Confront the problem

The problem isn’t going to go away unless you confront it. Schedule a private meeting with the employee and tell them your concerns. Don’t be accusatory – remain calm and try to work with them to find a way to resolve the problem, whether it’s offering training to prevent them making mistakes or offering advice on how to get to work on time if they’re constantly late. If the problem is a conflict between two employees, you may have to schedule a meeting with both employees individually.   

Allow time to improve

Unless the employee has done something unforgivable (such as stealing from a till), you should give the employee time to improve after confronting the problem. Firing an employee for being late a couple times without giving them time to correct their tardiness will likely result in more conflict (they may sue you for not giving them enough warnings or adequate reasoning for dismissal). People can chance and need to be given chances.

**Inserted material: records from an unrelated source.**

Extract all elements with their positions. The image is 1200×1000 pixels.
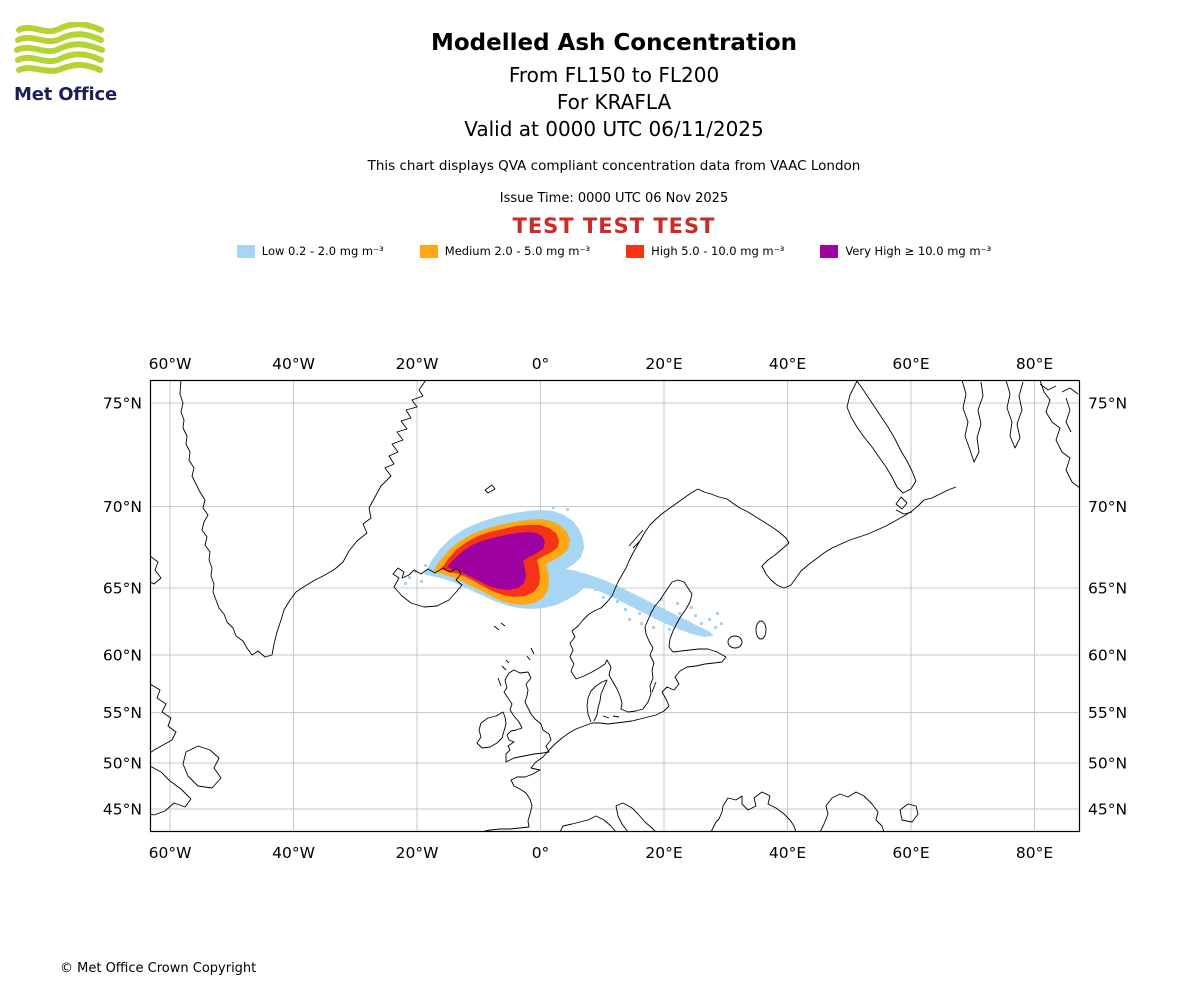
met-office-logo: Met Office: [14, 21, 124, 105]
lon-tick-label: 20°W: [396, 844, 439, 862]
lon-tick-label: 0°: [532, 355, 550, 373]
lat-tick-label: 45°N: [103, 801, 142, 819]
lat-tick-label: 50°N: [103, 755, 142, 773]
lon-tick-label: 40°W: [272, 355, 315, 373]
legend-item-low: Low 0.2 - 2.0 mg m⁻³: [236, 244, 384, 258]
legend-item-high: High 5.0 - 10.0 mg m⁻³: [626, 244, 784, 258]
grid-lines: [150, 380, 1080, 832]
lon-tick-label: 60°E: [892, 844, 929, 862]
lat-tick-label: 65°N: [1088, 580, 1127, 598]
lat-tick-label: 75°N: [103, 395, 142, 413]
lon-tick-label: 60°W: [149, 844, 192, 862]
coast-newfoundland: [182, 745, 222, 789]
legend-item-very-high: Very High ≥ 10.0 mg m⁻³: [820, 244, 991, 258]
coast-western-europe: [482, 722, 593, 832]
coast-arctic-islets: [1039, 383, 1079, 433]
coast-gulf-st-lawrence: [150, 765, 192, 816]
lat-tick-label: 70°N: [1088, 498, 1127, 516]
lat-tick-label: 50°N: [1088, 755, 1127, 773]
coast-black-sea: [710, 791, 797, 832]
coast-aral: [899, 803, 919, 823]
coast-scandinavia-arctic: [569, 486, 957, 680]
lon-tick-label: 20°W: [396, 355, 439, 373]
coast-baffin: [150, 555, 162, 585]
coast-mediterranean-west: [559, 815, 617, 832]
legend-label-high: High 5.0 - 10.0 mg m⁻³: [651, 244, 785, 258]
legend-item-medium: Medium 2.0 - 5.0 mg m⁻³: [419, 244, 591, 258]
legend-label-medium: Medium 2.0 - 5.0 mg m⁻³: [444, 244, 591, 258]
legend-label-very-high: Very High ≥ 10.0 mg m⁻³: [845, 244, 992, 258]
lat-tick-label: 45°N: [1088, 801, 1127, 819]
subtitle-flight-levels: From FL150 to FL200: [508, 63, 720, 87]
issue-time: Issue Time: 0000 UTC 06 Nov 2025: [499, 191, 729, 206]
subtitle-valid-time: Valid at 0000 UTC 06/11/2025: [464, 117, 764, 141]
legend-swatch-medium: [419, 244, 438, 258]
lake-onega: [755, 620, 767, 640]
lon-tick-label: 60°W: [149, 355, 192, 373]
legend-label-low: Low 0.2 - 2.0 mg m⁻³: [261, 244, 384, 258]
coast-great-britain: [503, 669, 552, 763]
coastlines: [150, 380, 1080, 832]
lat-tick-label: 55°N: [103, 704, 142, 722]
lon-tick-label: 40°E: [769, 355, 806, 373]
lat-tick-label: 70°N: [103, 498, 142, 516]
logo-text: Met Office: [14, 84, 118, 105]
lon-tick-label: 20°E: [645, 844, 682, 862]
coast-ireland: [476, 711, 507, 749]
ash-regions: [404, 506, 723, 637]
coast-caspian: [819, 791, 885, 832]
concentration-legend: Low 0.2 - 2.0 mg m⁻³ Medium 2.0 - 5.0 mg…: [14, 244, 1200, 258]
legend-swatch-low: [236, 244, 255, 258]
coast-islands-small: [493, 529, 657, 693]
lon-tick-label: 80°E: [1016, 355, 1053, 373]
lon-tick-label: 0°: [532, 844, 550, 862]
lat-tick-label: 60°N: [103, 647, 142, 665]
lat-tick-label: 75°N: [1088, 395, 1127, 413]
lat-tick-label: 55°N: [1088, 704, 1127, 722]
coast-adriatic: [615, 802, 657, 832]
coast-arctic-gulfs: [961, 380, 1080, 489]
coast-iceland: [392, 567, 463, 608]
map-frame: [149, 379, 1081, 833]
subtitle-volcano: For KRAFLA: [556, 90, 672, 114]
coast-greenland: [179, 380, 427, 658]
copyright-notice: © Met Office Crown Copyright: [60, 961, 257, 976]
lon-tick-label: 60°E: [892, 355, 929, 373]
ash-very-high-region: [447, 532, 545, 590]
lon-tick-label: 20°E: [645, 355, 682, 373]
lake-ladoga: [727, 635, 743, 649]
coast-scandinavia-baltic: [575, 579, 727, 725]
lon-tick-label: 40°W: [272, 844, 315, 862]
legend-swatch-very-high: [820, 244, 839, 258]
lat-tick-label: 60°N: [1088, 647, 1127, 665]
qva-description: This chart displays QVA compliant concen…: [367, 158, 861, 174]
page-title: Modelled Ash Concentration: [430, 30, 798, 56]
lon-tick-label: 40°E: [769, 844, 806, 862]
coast-labrador: [150, 683, 177, 754]
legend-swatch-high: [626, 244, 645, 258]
lon-tick-label: 80°E: [1016, 844, 1053, 862]
axis-labels: 60°W 40°W 20°W 0° 20°E 40°E 60°E 80°E 60…: [103, 355, 1127, 862]
coast-novaya-zemlya: [846, 380, 917, 515]
test-banner: TEST TEST TEST: [512, 214, 716, 238]
coast-denmark: [586, 679, 620, 723]
coast-jan-mayen: [484, 484, 496, 494]
logo-waves-icon: [14, 21, 105, 74]
lat-tick-label: 65°N: [103, 580, 142, 598]
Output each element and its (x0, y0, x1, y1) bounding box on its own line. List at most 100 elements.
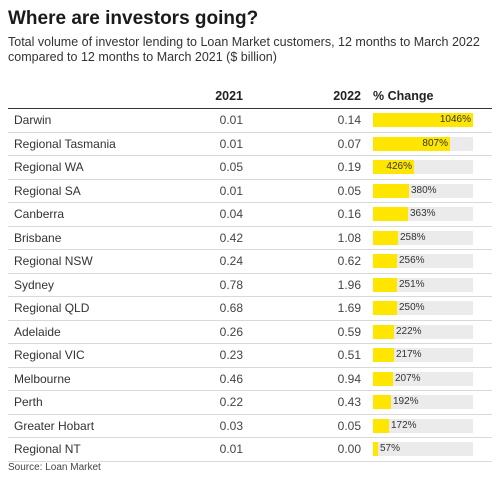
chart-title: Where are investors going? (8, 8, 259, 29)
row-value-2022: 1.69 (243, 296, 361, 321)
row-value-2021: 0.01 (183, 108, 243, 133)
bar-track: 258% (373, 230, 473, 245)
row-pct-change: 807% (361, 132, 492, 156)
table-row: Perth 0.22 0.43 192% (8, 390, 492, 415)
row-region: Brisbane (8, 226, 183, 250)
bar (373, 324, 394, 339)
bar-track: 217% (373, 348, 473, 363)
row-pct-change: 207% (361, 367, 492, 391)
row-pct-change: 426% (361, 155, 492, 180)
row-pct-change: 217% (361, 343, 492, 368)
bar-track: 807% (373, 136, 473, 151)
row-value-2021: 0.26 (183, 320, 243, 344)
row-region: Darwin (8, 108, 183, 133)
row-region: Regional Tasmania (8, 132, 183, 156)
row-value-2022: 0.16 (243, 202, 361, 227)
bar-label: 807% (422, 137, 448, 149)
row-region: Greater Hobart (8, 414, 183, 438)
row-value-2021: 0.03 (183, 414, 243, 438)
table-row: Melbourne 0.46 0.94 207% (8, 367, 492, 391)
bar-label: 192% (393, 396, 419, 408)
bar (373, 230, 398, 245)
row-region: Regional NT (8, 437, 183, 462)
bar-label: 426% (386, 161, 412, 173)
table-row: Regional SA 0.01 0.05 380% (8, 179, 492, 203)
row-value-2022: 0.94 (243, 367, 361, 391)
row-value-2022: 0.43 (243, 390, 361, 415)
bar-label: 207% (395, 372, 421, 384)
bar-track: 192% (373, 395, 473, 410)
bar (373, 418, 389, 433)
row-region: Regional QLD (8, 296, 183, 321)
row-value-2021: 0.05 (183, 155, 243, 180)
bar-label: 380% (411, 184, 437, 196)
table-row: Regional Tasmania 0.01 0.07 807% (8, 132, 492, 156)
bar-track: 250% (373, 301, 473, 316)
row-value-2022: 0.51 (243, 343, 361, 368)
row-pct-change: 258% (361, 226, 492, 250)
row-value-2021: 0.42 (183, 226, 243, 250)
row-value-2022: 1.08 (243, 226, 361, 250)
table-row: Greater Hobart 0.03 0.05 172% (8, 414, 492, 438)
row-region: Adelaide (8, 320, 183, 344)
table-body: Darwin 0.01 0.14 1046% Regional Tasmania 0.01… (8, 108, 492, 462)
table-row: Regional WA 0.05 0.19 426% (8, 155, 492, 180)
row-pct-change: 363% (361, 202, 492, 227)
bar (373, 301, 397, 316)
bar-label: 1046% (439, 114, 471, 126)
table-row: Regional NSW 0.24 0.62 256% (8, 249, 492, 274)
header-pct-change: % Change (361, 84, 492, 109)
bar-track: 1046% (373, 113, 473, 128)
bar (373, 442, 378, 457)
table-row: Regional NT 0.01 0.00 57% (8, 437, 492, 462)
bar-track: 172% (373, 418, 473, 433)
bar (373, 160, 414, 175)
row-region: Regional SA (8, 179, 183, 203)
row-region: Canberra (8, 202, 183, 227)
row-pct-change: 1046% (361, 108, 492, 133)
bar-label: 250% (399, 302, 425, 314)
row-value-2022: 0.07 (243, 132, 361, 156)
bar-label: 222% (396, 325, 422, 337)
row-value-2022: 1.96 (243, 273, 361, 297)
row-value-2022: 0.05 (243, 179, 361, 203)
row-value-2022: 0.14 (243, 108, 361, 133)
bar (373, 277, 397, 292)
bar (373, 113, 473, 128)
row-pct-change: 57% (361, 437, 492, 462)
table-row: Regional QLD 0.68 1.69 250% (8, 296, 492, 321)
row-pct-change: 256% (361, 249, 492, 274)
row-value-2021: 0.78 (183, 273, 243, 297)
row-pct-change: 251% (361, 273, 492, 297)
table-row: Brisbane 0.42 1.08 258% (8, 226, 492, 250)
bar-label: 172% (391, 419, 417, 431)
bar-track: 57% (373, 442, 473, 457)
bar-track: 363% (373, 207, 473, 222)
row-value-2021: 0.22 (183, 390, 243, 415)
row-value-2021: 0.01 (183, 132, 243, 156)
bar-track: 251% (373, 277, 473, 292)
row-value-2021: 0.23 (183, 343, 243, 368)
table-row: Adelaide 0.26 0.59 222% (8, 320, 492, 344)
table-row: Canberra 0.04 0.16 363% (8, 202, 492, 227)
row-value-2022: 0.00 (243, 437, 361, 462)
row-value-2022: 0.19 (243, 155, 361, 180)
header-2021: 2021 (183, 84, 243, 109)
row-pct-change: 380% (361, 179, 492, 203)
row-value-2021: 0.24 (183, 249, 243, 274)
row-value-2021: 0.01 (183, 179, 243, 203)
header-2022: 2022 (243, 84, 361, 109)
table-row: Regional VIC 0.23 0.51 217% (8, 343, 492, 368)
header-row: 2021 2022 % Change (8, 84, 492, 109)
bar (373, 207, 408, 222)
row-pct-change: 250% (361, 296, 492, 321)
bar (373, 371, 393, 386)
row-value-2022: 0.59 (243, 320, 361, 344)
bar-track: 256% (373, 254, 473, 269)
bar (373, 136, 450, 151)
bar-label: 251% (399, 278, 425, 290)
table-row: Darwin 0.01 0.14 1046% (8, 108, 492, 133)
bar (373, 183, 409, 198)
row-value-2021: 0.46 (183, 367, 243, 391)
bar-track: 426% (373, 160, 473, 175)
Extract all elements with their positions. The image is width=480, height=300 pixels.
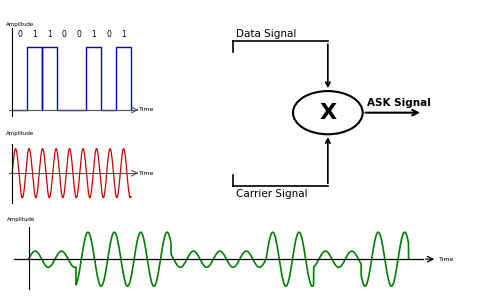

Document continued behaviour and give warnings

If an employee continues to take off unjustified sick days or continues to bully employees, you should then start documenting the behaviour and giving them warnings. This could help them to become more aware of the severity of the situation and they may then change their ways. If they continue the behaviour after repeated warnings, you then have the grounds and evidence to take disciplinary action – whether it’s demoting them or dismissing them.

Know when to get legal support

Some employees may fight back and put the blame for their behaviour on you. This may be justified if you’ve not been treating them fairly or it could completely unjustified. Either way, you may need to consider hiring professional help in order to defend yourself. A law firm such as Tully Rinckey may be able to help you if an employer is threatening legal action. It’s often possible to diffuse a problem early before it comes to the point of being sued.

Take measures to prevent hiring difficult employees in the future

You can avoid dealing with difficult employees in the future by looking out for tell-tale personality traits while hiring. You may be able to come up with situational questions or tests in the interview to get a better idea of someone’s personality. Alternatively, you could allow them to do a trial shift at your company – this could allow you to see how well they get on with your team, as well as getting an idea of how motivated they are to work. This guide at Entrepreneur offers more advice on how to avoid a bad hire.